Felatun Bey ile Rakım Efendi

Ahmet Mithat Efendi'nin romanı.
Eserin teması yanlış Batılılaşmadır.
Romantizm etkisiyle yazılan eser birbirine zıt iki tip üzerine kurgulanmıştır.
Felatun Bey, Batılılaşmayı yanlış anlayan, bunu sadece giyim kuşam, eğlence ve Fransızca kelimeler kullanmaktan ibaret zanneden mirasyedi bir tiptir. Yazar bu tipin karşısına ideal bir tip olan Râkım Efendi'yi çıkarır. Romanda, birbirinden çok farklı bu iki gencin karşılaştırılması yapılmaktadır.

Özet

Felâtun Bey, Mustafa Meraki Efendi adında alafranga bir adamın oğludur. Meraki Efendi'nin karısı, ikinci çocuğu Mihriban'ı doğururken ölür. Meraki Efendi de bir daha evlenmez. Kızına bir dadı tutarken ev işlerini görsünler diye de birkaç hizmetçi işe alır.
Felatun ile Mihriban baştan savma, göstermelik bir eğitim alır.

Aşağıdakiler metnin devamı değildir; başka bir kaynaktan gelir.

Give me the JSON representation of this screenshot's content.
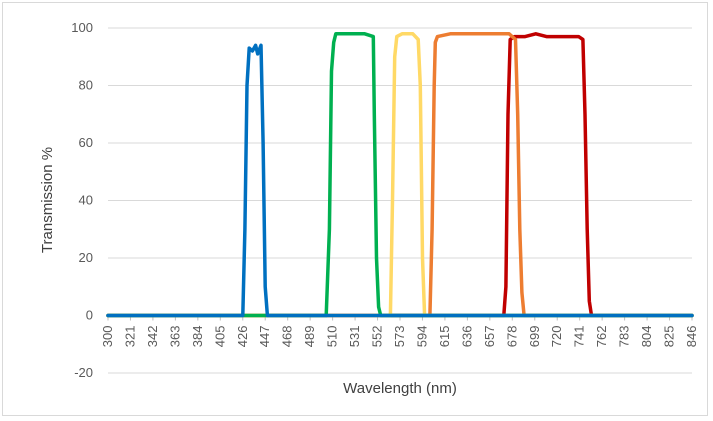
{
  "chart_data": {
    "type": "line",
    "title": "",
    "xlabel": "Wavelength (nm)",
    "ylabel": "Transmission %",
    "ylim": [
      -20,
      100
    ],
    "yticks": [
      -20,
      0,
      20,
      40,
      60,
      80,
      100
    ],
    "xlim": [
      300,
      846
    ],
    "xticks": [
      300,
      321,
      342,
      363,
      384,
      405,
      426,
      447,
      468,
      489,
      510,
      531,
      552,
      573,
      594,
      615,
      636,
      657,
      678,
      699,
      720,
      741,
      762,
      783,
      804,
      825,
      846
    ],
    "grid": "horizontal",
    "legend": "none",
    "series": [
      {
        "color": "#c00000",
        "x": [
          300,
          670,
          672,
          674,
          676,
          680,
          690,
          700,
          710,
          720,
          730,
          740,
          744,
          746,
          748,
          750,
          752,
          846
        ],
        "y": [
          0,
          0,
          10,
          70,
          96,
          97,
          97,
          98,
          97,
          97,
          97,
          97,
          96,
          70,
          30,
          5,
          0,
          0
        ]
      },
      {
        "color": "#ed7d31",
        "x": [
          300,
          601,
          603,
          605,
          606,
          608,
          620,
          640,
          660,
          675,
          681,
          683,
          685,
          687,
          689,
          846
        ],
        "y": [
          0,
          0,
          30,
          80,
          95,
          97,
          98,
          98,
          98,
          98,
          96,
          70,
          30,
          8,
          0,
          0
        ]
      },
      {
        "color": "#ffd966",
        "x": [
          300,
          564,
          566,
          568,
          570,
          575,
          585,
          590,
          592,
          594,
          596,
          846
        ],
        "y": [
          0,
          0,
          40,
          90,
          97,
          98,
          98,
          96,
          80,
          20,
          0,
          0
        ]
      },
      {
        "color": "#00b050",
        "x": [
          300,
          504,
          507,
          509,
          511,
          513,
          520,
          530,
          540,
          548,
          549,
          551,
          553,
          555,
          846
        ],
        "y": [
          0,
          0,
          30,
          85,
          95,
          98,
          98,
          98,
          98,
          97,
          70,
          20,
          3,
          0,
          0
        ]
      },
      {
        "color": "#0070c0",
        "x": [
          300,
          426,
          428,
          430,
          432,
          435,
          438,
          440,
          443,
          445,
          447,
          449,
          846
        ],
        "y": [
          0,
          0,
          30,
          80,
          93,
          92,
          94,
          91,
          94,
          60,
          10,
          0,
          0
        ]
      }
    ]
  }
}
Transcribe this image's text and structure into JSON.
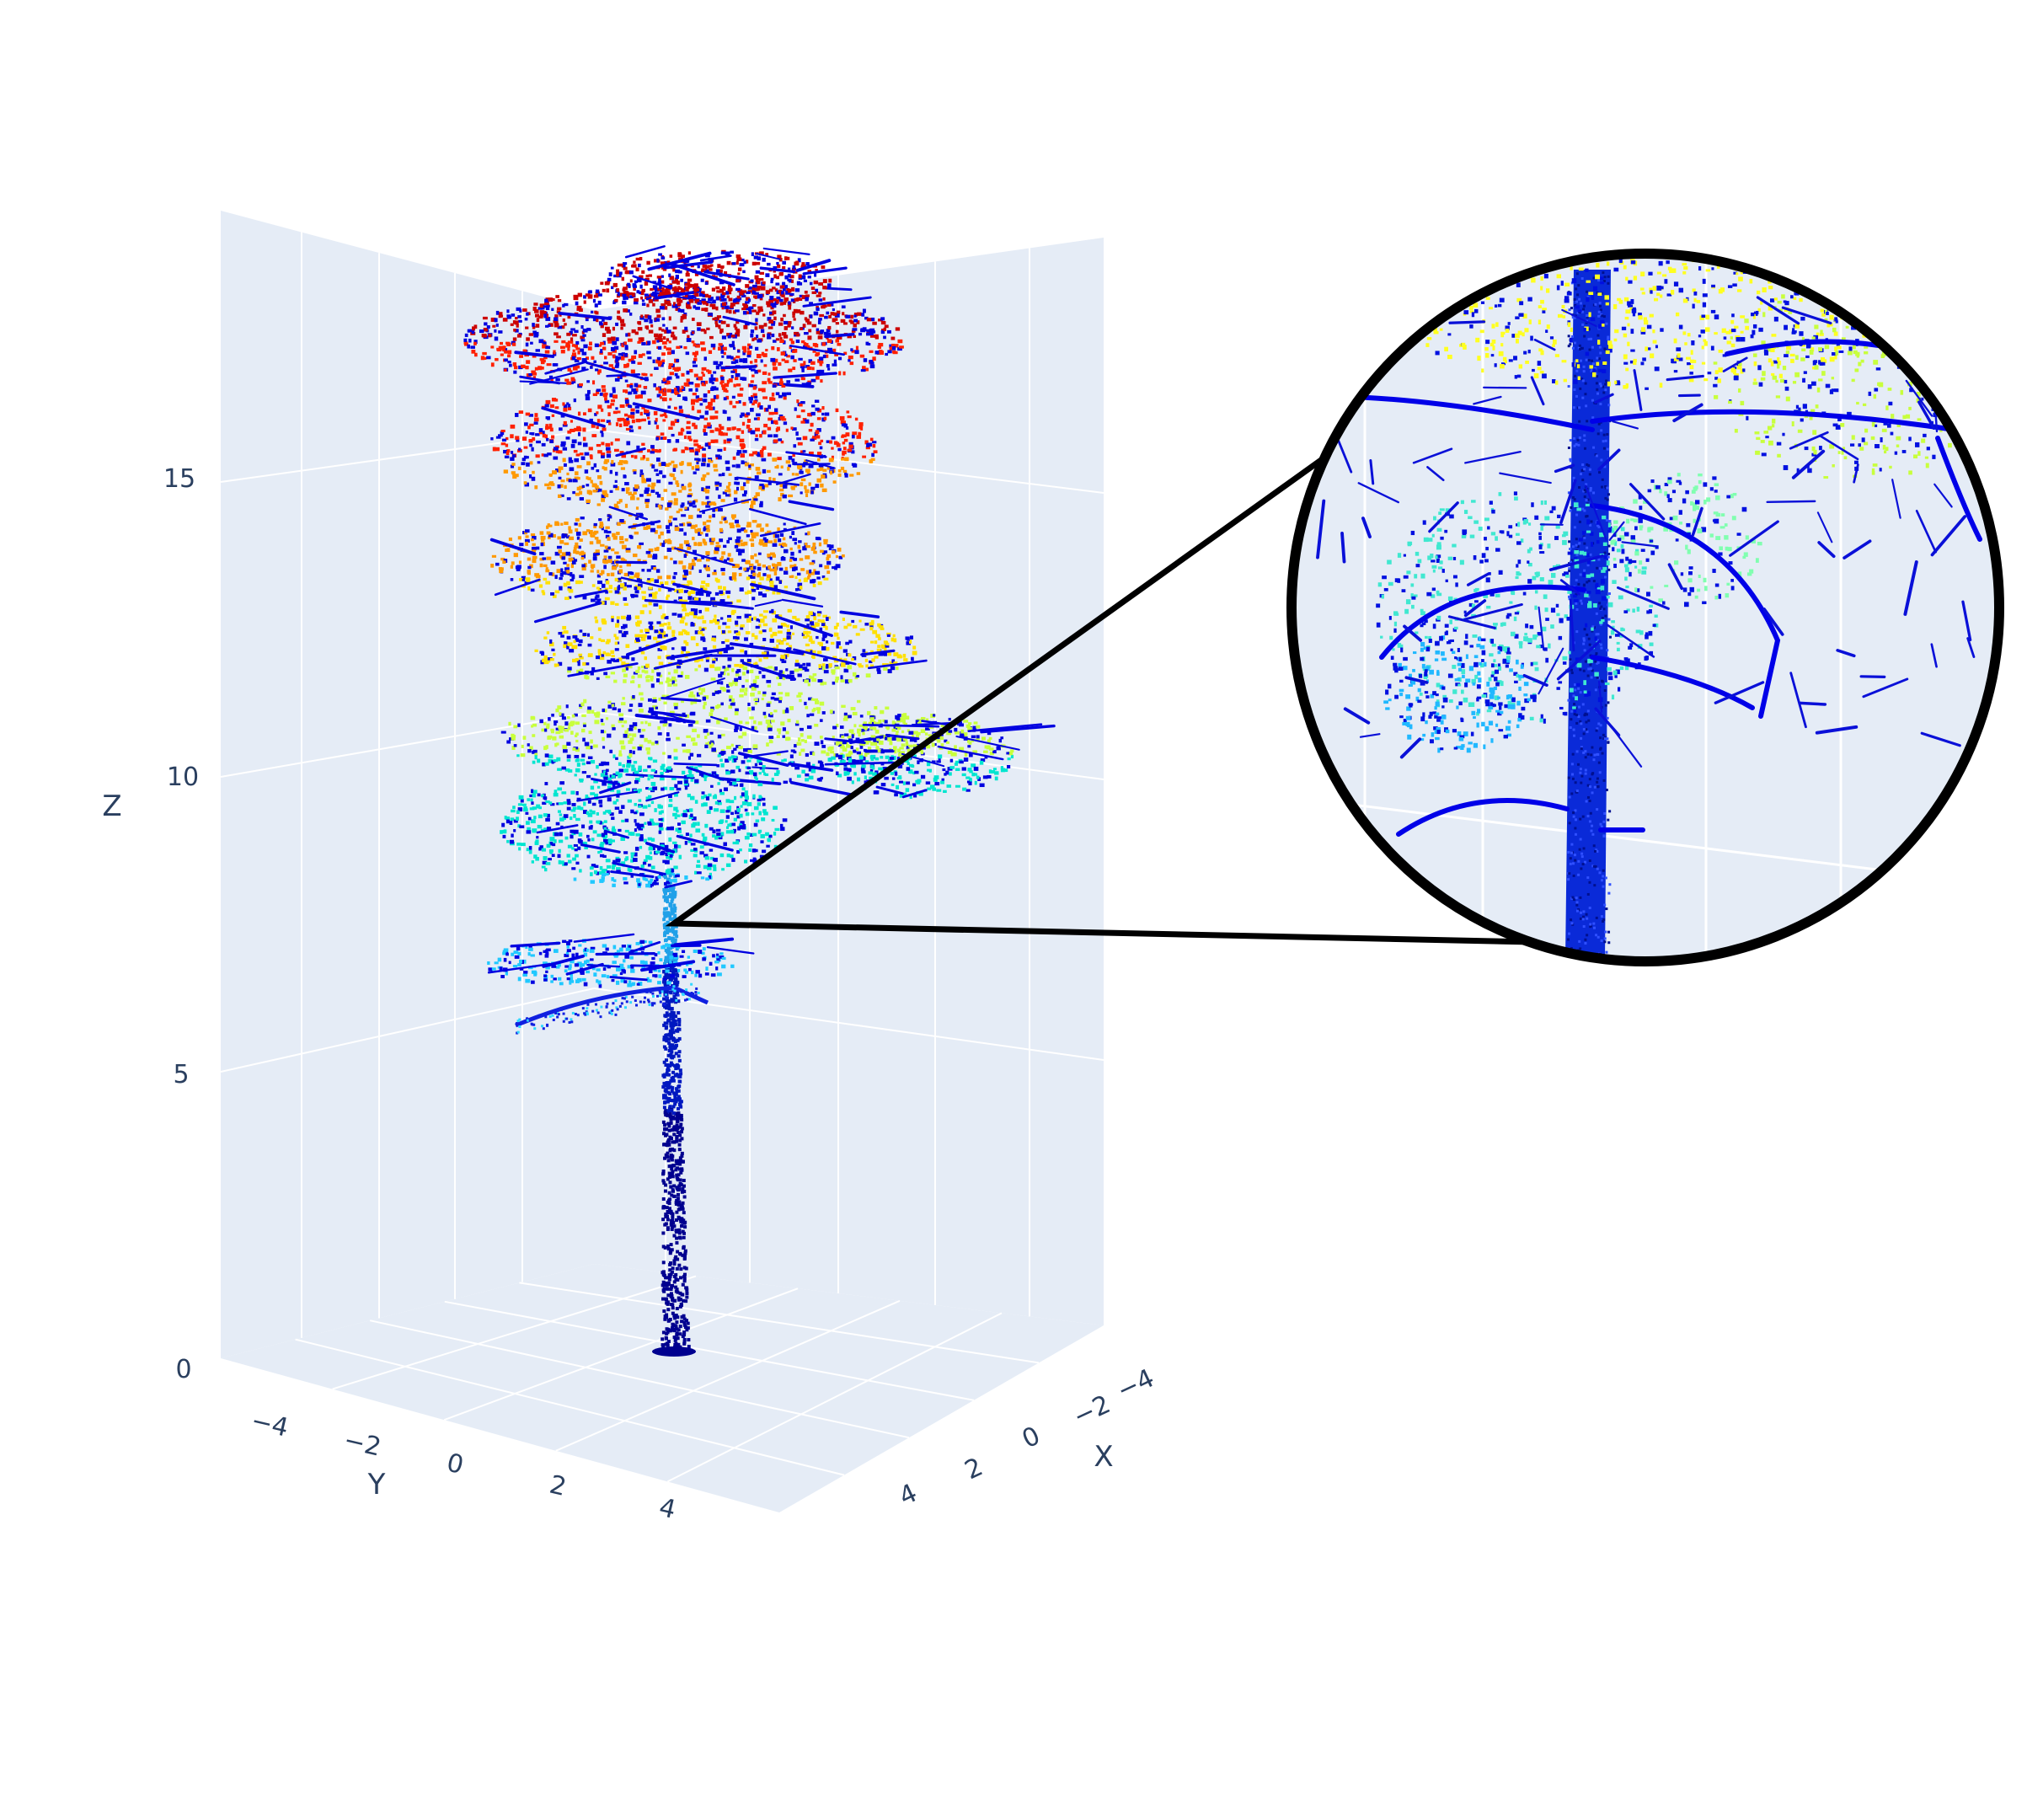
{
  "chart_data": {
    "type": "scatter3d",
    "description_mode": "lidar tree point cloud colored by height (jet colorscale) with a magnified inset of the trunk/branch junction",
    "axes": {
      "x": {
        "title": "X",
        "ticks": [
          "−4",
          "−2",
          "0",
          "2",
          "4"
        ],
        "range": [
          -5,
          5
        ]
      },
      "y": {
        "title": "Y",
        "ticks": [
          "−4",
          "−2",
          "0",
          "2",
          "4"
        ],
        "range": [
          -5,
          5
        ]
      },
      "z": {
        "title": "Z",
        "ticks": [
          "0",
          "5",
          "10",
          "15"
        ],
        "range": [
          0,
          19
        ]
      }
    },
    "grid": true,
    "background_color": "#e5ecf6",
    "gridline_color": "#ffffff",
    "colorscale": [
      "#00008f",
      "#0000ff",
      "#00ffff",
      "#c8ff3c",
      "#ffff00",
      "#ff9900",
      "#ff0000",
      "#800000"
    ],
    "branch_color": "#0000e0",
    "tree": {
      "trunk_base_z": 0,
      "first_branch_z": 6,
      "crown_base_z": 7,
      "top_z": 18.5,
      "crown_layers": [
        {
          "z": 6,
          "color": "#20c8ff"
        },
        {
          "z": 8,
          "color": "#00e5d0"
        },
        {
          "z": 10,
          "color": "#c8ff3c"
        },
        {
          "z": 11.5,
          "color": "#ffe000"
        },
        {
          "z": 13,
          "color": "#ff9900"
        },
        {
          "z": 15,
          "color": "#ff2000"
        },
        {
          "z": 17,
          "color": "#cc0000"
        }
      ]
    },
    "inset": {
      "shape": "circle",
      "zoom_region_z": 7.5,
      "border_color": "#000000"
    }
  }
}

Merâkî Efendi iyi tahsil görmüş biri olmadığı gibi çocuklarla ilgilenecek vakti de yoktur. Mihriban'ın durumu da Felâtun'dan pek farklı değildir. Ne de olsa o, alafrangalığı sadece çocuklarına son moda elbiseler giydirip Fransız hocalar tutmak zanneden bir babanın kızıdır.
İki kardeş büyüdükçe alafrangaya düşkünlükte babalarını geride bırakırlar. Felâtun büyük sayılabilecek kalemlerden birine memur olsa da işe ara sıra uğrar. O, bütün bir haftayı eğlenerek ve dinlenerek geçirir. Bütün bunlara rağmen kendisini çok akıllı ve kültürlü zannetmektedir. Yeni çıkan bütün kitaplara ilgi duyar, onları hemen satın alır ancak okumaz. Her şeyi birbirine karıştırır; kendi kültürünü, dilini doğru dürüst bilmez. Sonuç olarak tembel, cahil ve gösteriş budalası biridir. Tek yapabildiği, en moda giysiler ve yarım yamalak Fransızcasıyla Beyoğlu'nda gezmektir.

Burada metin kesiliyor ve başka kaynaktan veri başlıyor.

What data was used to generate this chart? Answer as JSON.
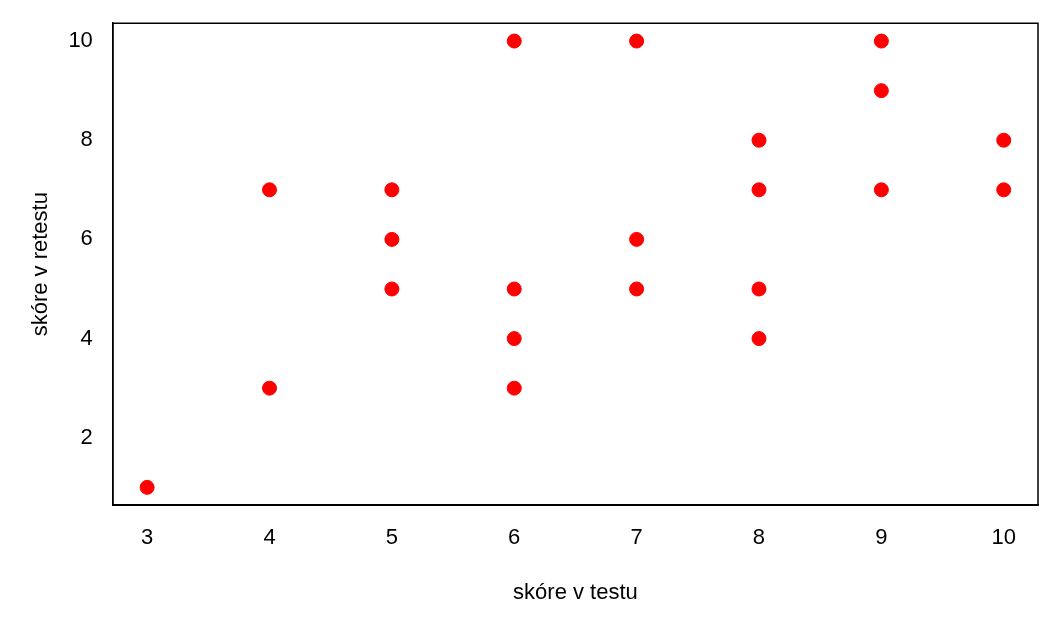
{
  "chart_data": {
    "type": "scatter",
    "xlabel": "skóre v testu",
    "ylabel": "skóre v retestu",
    "x": [
      3,
      4,
      4,
      5,
      5,
      5,
      6,
      6,
      6,
      6,
      7,
      7,
      7,
      8,
      8,
      8,
      8,
      9,
      9,
      9,
      10,
      10
    ],
    "series": [
      {
        "color": "#ff0000",
        "values": [
          1,
          7,
          3,
          7,
          6,
          5,
          10,
          5,
          4,
          3,
          10,
          6,
          5,
          8,
          7,
          5,
          4,
          10,
          9,
          7,
          8,
          7
        ]
      }
    ],
    "xlim": [
      2.72,
      10.28
    ],
    "xticks": [
      3,
      4,
      5,
      6,
      7,
      8,
      9,
      10
    ],
    "ylim": [
      0.64,
      10.36
    ],
    "yticks": [
      2,
      4,
      6,
      8,
      10
    ],
    "grid": false,
    "legend": false,
    "marker": "circle"
  }
}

Rakım Efendi ise Felatun Bey'in olamadığı her şeydir. Batılı değerleri kavramış, kendini yetiştirmiş örnek bir gençtir. Râkım, küçük yaşta anasız babasız kalmış, onu 
dadısı Fedayi  çamaşırcılık yaparak büyütmüştür. Rakım her şeye rağmen kendini iyi yetiştirmiş, Fransızca öğrenmiştir. Bir kalemde işe başlamış olsa da yaptığı çeviriler, yazdığı yazılar ve yabancılara verdiği Türkçe dersler bütün zamanını alınca kalemdeki işini bırakır. Oldukça iyi kazanan kahramanımız evini onarmış, kendine bir kitaplık kurmuş, dadısına yardım etsin diye de bir cariye satın almıştır. Cariye oldukça güzel bir Çerkez kızıdır. Dadısı kendisine can yoldaşı olarak gördüğü bu kıza Canan adını verir. Canan'a okuma yazma öğretmeye başlayan Râkım, oldukça zeki olan bu kızın eğitimi ile yakından ilgilenir.

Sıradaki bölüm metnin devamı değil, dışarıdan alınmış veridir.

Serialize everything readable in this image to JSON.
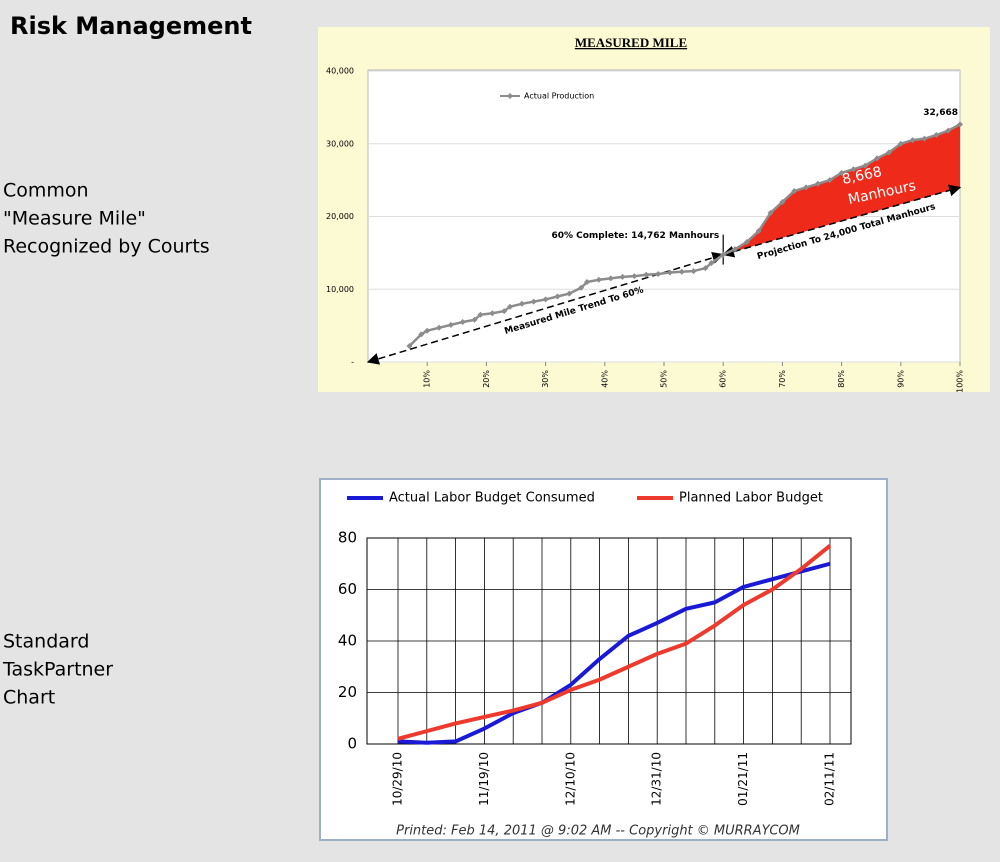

Rakım bu arada iki kızına ders vermek için Mr. Ziklas'ın evine gidip gelmeye başlar. Mr. Ziklas, İngiltere’de kâğıt ticareti yaparak zengin olmuş, kalan ömrünü rahat geçirmek için karısı ve iki kızıyla (Can ve Margrit) İstanbul'a yerleşmiştir. 
Her cuma olduğu gibi Ziklasların evine derse giden Râkım, Felâtun’la karşılaşır. Böylece romanın iki kahramanı ilk defa bir araya gelmiş olur. Ziklas ailesinin görüştüğü Türkler arasında Felâtun da bulunmaktadır, ancak aile ondan pek hoşlanmaz. Râkım’ın kızlara verdiği derslerde yanlışlar bulmaya çalışan Felâtun, her seferinde komik durumlara düşer. Buna karşılık Râkım; kültürü, görgüsü ve kibarlığıyla ailenin takdirini kazanır. Öyle ki Ziklaslar Râkım'ı tatil günleri gezmeye davet ettikleri gibi, sık sık da evde yemeğe alıkoyarlar.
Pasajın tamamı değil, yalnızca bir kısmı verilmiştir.